19.01.2013- magiczna data

Temat ten służy wymianie spostrzeżeń i doświadczeń pomiędzy instruktorami i egzaminatorami.

Moderatorzy: ella, klebek

Re: 19.01.2013- magiczna data

Postprzez x098 » czwartek 14 lutego 2013, 11:28

oskbelfer napisał(a):czarowac :)

kobieta na egzaminie wraz z osobą towarzysząca w postaci instruktora---- zadanie --- spr poziom oleju plus jakieś tam światełka.....

problem z otwarciem pokrywy silnika....

kobieta zwraca się do egzaminatora-----czy może mi Pan podpowiedzieć jak otworzyć tę pokrywę ponieważ nie umiem?

egzaminator opd --- bardzo mi przykro, niestety podpowiadać nie mogę, co by powiedziął Pan instruktor, przecież byłoby to złamanie przepisów instrukcji egzaminowania, prawda Panie instruktorze ?


Czy ten instruktor umiał wyciągnąć właściwe wnioski?
Czy kolejni uczniowie tego instruktora umieli otworzyć pokrywę silnika?


PS. Rozumiem, że, tej Pani zaproponowałeś, aby pomimo wyniku negatywnego kontynuowała egzamin?
Nie mówię czego nie myślę, mówię co myślę.
x098
 
Posty: 324
Dołączył(a): wtorek 25 sierpnia 2009, 14:43

Re: 19.01.2013- magiczna data

Postprzez czepiacz » czwartek 14 lutego 2013, 12:27

Debilizmem i skandalem jest to, że takie rzeczy mają miejsce.
Ciul z kompleksami nie powie, jak się otwiera pokrywę silnika, bo ma to OGROMNY wpływ na to, jakim kierowca będzie wspomiana abiturientka.
Tak jak egzamin na motocyklu, gdzie egzaminator mówi o błędzie, ale nie powie jaki to błąd, np. że abiturient nie opowiedział o łańcuchu...
Co do motocykli, to statystyczny egzaminator nie umie jeździć na motocyklu...
czepiacz
 
Posty: 273
Dołączył(a): niedziela 04 marca 2012, 20:56
Lokalizacja: Warszawa

Re: 19.01.2013- magiczna data

Postprzez Borys_q » czwartek 14 lutego 2013, 12:30

Ciul z kompleksami nie powie, jak się otwiera pokrywę silnika, bo ma to OGROMNY wpływ na to, jakim kierowca będzie wspomiana abiturientka.
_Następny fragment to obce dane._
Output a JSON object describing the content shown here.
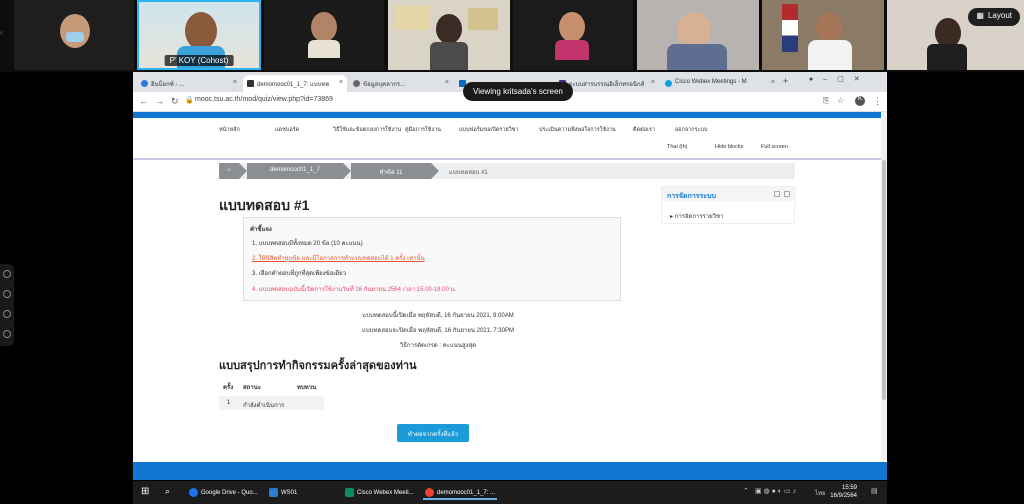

Nie ciul z kompleksami tylko ludek który tylko wykonuje prawo które jakiś idiota stworzył a inny przyklepał.
Szybka jazda nie wymaga odpowiednich umiejętności. Trzeba jedynie wiedzieć który pedał odpowiada za jej zwiększanie.
Borys_q
 
Posty: 3480
Dołączył(a): sobota 22 marca 2008, 16:36
Lokalizacja: Gdańsk

Re: 19.01.2013- magiczna data

Postprzez skov » czwartek 14 lutego 2013, 18:58

ja natomiast nie widzę przeciwwskazań żeby egzaminator sam otworzył pokrywę.
Avatar użytkownika
skov
 
Posty: 1412
Dołączył(a): czwartek 07 czerwca 2007, 13:48

Re: 19.01.2013- magiczna data

Postprzez JAKUB » czwartek 14 lutego 2013, 19:44

Popieram, jednak tego przecież nie na w instrukcji,..... no jakiejś tam.
A na egzaminie instrukcja musi być, ...
... ręce opadają. ... i zarabiamy na tandecie (polskiej).

A gdzie jest człowiek?
- tak z jednej, jak i z drugiej strony.
JAKUB
 
Posty: 1406
Dołączył(a): sobota 10 marca 2012, 19:53

Re: 19.01.2013- magiczna data

Postprzez skov » czwartek 14 lutego 2013, 21:19

"instrukcji" od 19 stycznia już nie ma.

A gdzie jest człowiek?
- tak z jednej, jak i z drugiej strony.


To jest bardzo dobre pytanie. Człowiek zaginął gdzieś między tymi kamerami i szczegółowymi interpretacjami artykułów i paragrafów.
Avatar użytkownika
skov
 
Posty: 1412
Dołączył(a): czwartek 07 czerwca 2007, 13:48

Re: 19.01.2013- magiczna data

Postprzez rusel » czwartek 14 lutego 2013, 21:36

jak widze zdrowego mlodego 2 metrowego chlopa ktory maca i maca ale nie przykucnie zeby zobaczyc z ktorej strony jest zamek to jakos syndrom matki Teresy we mnie sie nie rodzi wiec czekam az czlowiek pojdzie po rozum do glowy chocby mialo to trwac 20minut

Ale jak widze telepiącą się babe 50 rocznik co nagle poczula żylke motoryzacyjną za namową rodziny i psa to poprostu sam jej to otwieram....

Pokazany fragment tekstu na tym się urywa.